Green Monkey costs £2.29 and is said to be “tropical” in flavour.

The new CBD drink Green Monkey created by a Birmingham firm
The new CBD drink Green Monkey created by a Birmingham firm (Image: Birmingham Mail)

Green Monkey, a company with a pharmaceutical backgroundd, is currently enhancing its portfolio with new products.

“We’re looking at launching a vegan version,” adds Serge. “It will contain the minerals and vitamins vegans need.”

Last week, it was revealed that the region’s first cannabis clinic is to open… in leafy Solihull.

Patients at Solihull Health Check Clinic will pay £250 for a consultation with a doctor and up to £800 a month for a prescription.

But the high cost is not putting people off – with 45 already on the waiting list for when it opens in June.
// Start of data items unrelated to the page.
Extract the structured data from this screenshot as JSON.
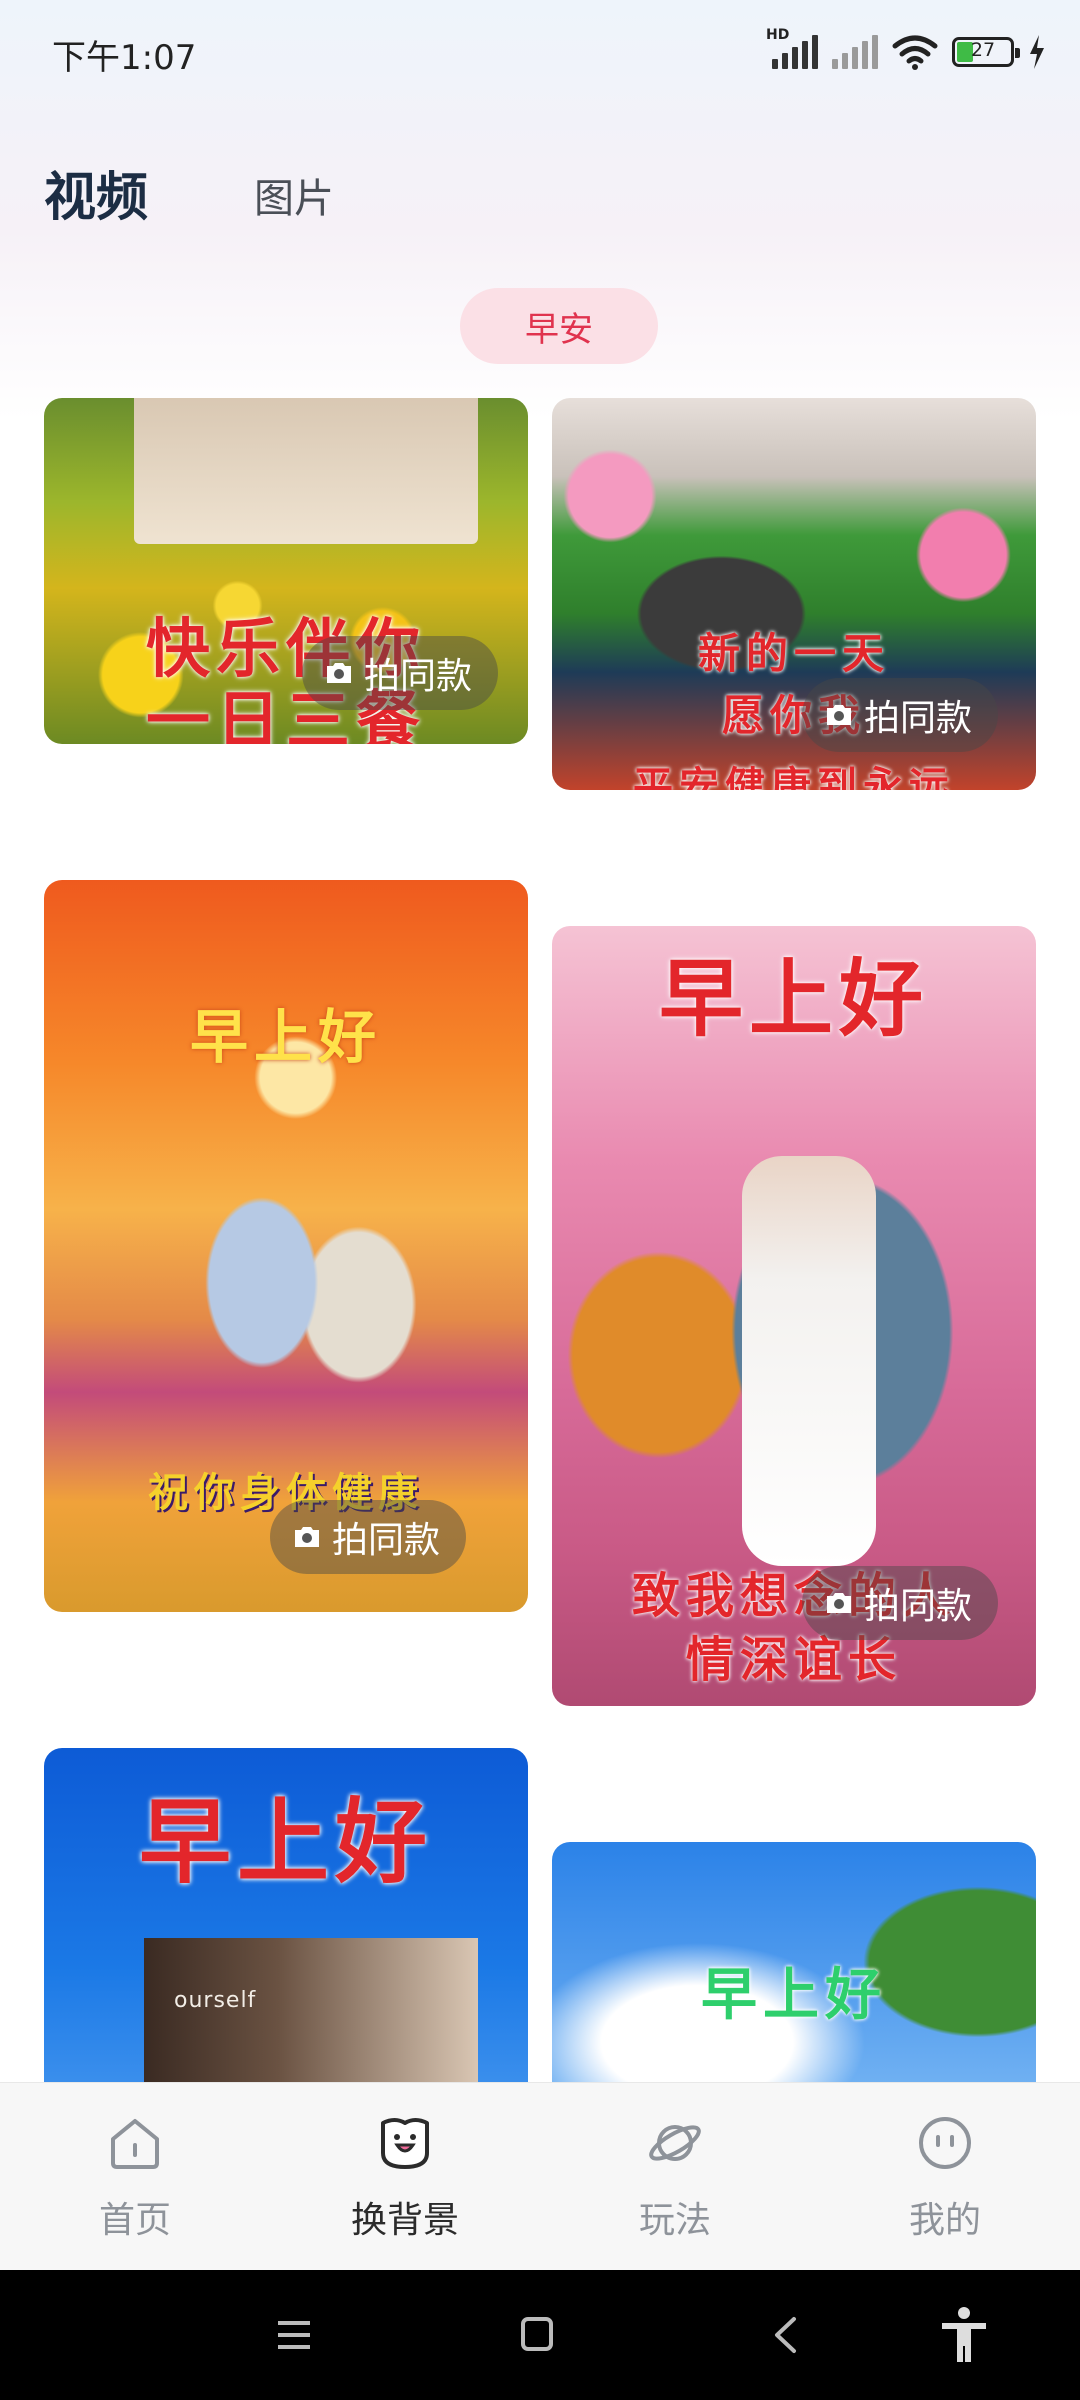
{
  "status_bar": {
    "time": "下午1:07",
    "network_label": "HD",
    "battery_level": "27",
    "icons": [
      "signal-icon",
      "signal-off-icon",
      "wifi-icon",
      "battery-icon",
      "charging-icon"
    ]
  },
  "tabs": {
    "video": "视频",
    "image": "图片",
    "active": "video"
  },
  "category_chip": "早安",
  "cards": [
    {
      "overlay": [
        "快乐伴你",
        "一日三餐"
      ],
      "button": "拍同款"
    },
    {
      "overlay": [
        "新的一天",
        "愿你我",
        "平安健康到永远"
      ],
      "button": "拍同款"
    },
    {
      "overlay": [
        "早上好",
        "祝你身体健康"
      ],
      "button": "拍同款"
    },
    {
      "overlay": [
        "早上好",
        "致我想念的人",
        "情深谊长"
      ],
      "button": "拍同款"
    },
    {
      "overlay": [
        "早上好",
        "ourself"
      ],
      "button": ""
    },
    {
      "overlay": [
        "早上好"
      ],
      "button": ""
    }
  ],
  "bottom_nav": {
    "items": [
      {
        "label": "首页",
        "icon": "home-icon"
      },
      {
        "label": "换背景",
        "icon": "swap-background-icon"
      },
      {
        "label": "玩法",
        "icon": "planet-icon"
      },
      {
        "label": "我的",
        "icon": "profile-face-icon"
      }
    ],
    "active": "换背景"
  },
  "system_nav": [
    "menu-icon",
    "home-square-icon",
    "back-icon",
    "accessibility-icon"
  ],
  "colors": {
    "accent": "#e0334e",
    "chip_bg": "#fbe0e6",
    "tab_active": "#1c2d44"
  }
}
The cannabis will offer patients suffering from conditions including multiple sclerosis and Huntington’s disease an alternative method of pain management.

The clinic, owned by European Cannabis Holdings, plans to treat patients from across the country, putting the region on the map for the cutting edge use of medicinal cannabis.

Professor Mike Barnes, clinical director of all ECH’s clinics, says that the clinic could help increase the acceptability of medical cannabis, meaning more patients suffering from chronic conditions could access treatment in the future.

The consultant neurologist was responsible for obtaining the first medical licence for Warwickshire boy Alfie Dingley, who can now lead a more normal life following treatment with cannabis oil. Alfie once suffered 500 seizures every month and was admitted to hospital 48 times a year as a result of his severe epilepsy.

Professor Barnes says: “The clinic launch is hopefully part of a general wave towards improving access to medicinal cannabis. It will demonstrate that you can prescribe to patients suffering from these conditions.”

Dr Elie Okirie, who will head the clinic, says it could be a “lifeline” for patients suffering from serious conditions.

“Treatment with cannabis can transform lives like in the case of Alfie,” she says. “We want to extend the treatment available for people with debilitating conditions. It can be life-changing.

“Patients will be able to get a referral from private or NHS GPs.” Medicinal cannabis was legalised in November 2018, but so far virtually no-one in the UK has been able to access it.

The treatments can be prescribed only by specialist doctors in a limited number of circumstances where other medicines have failed.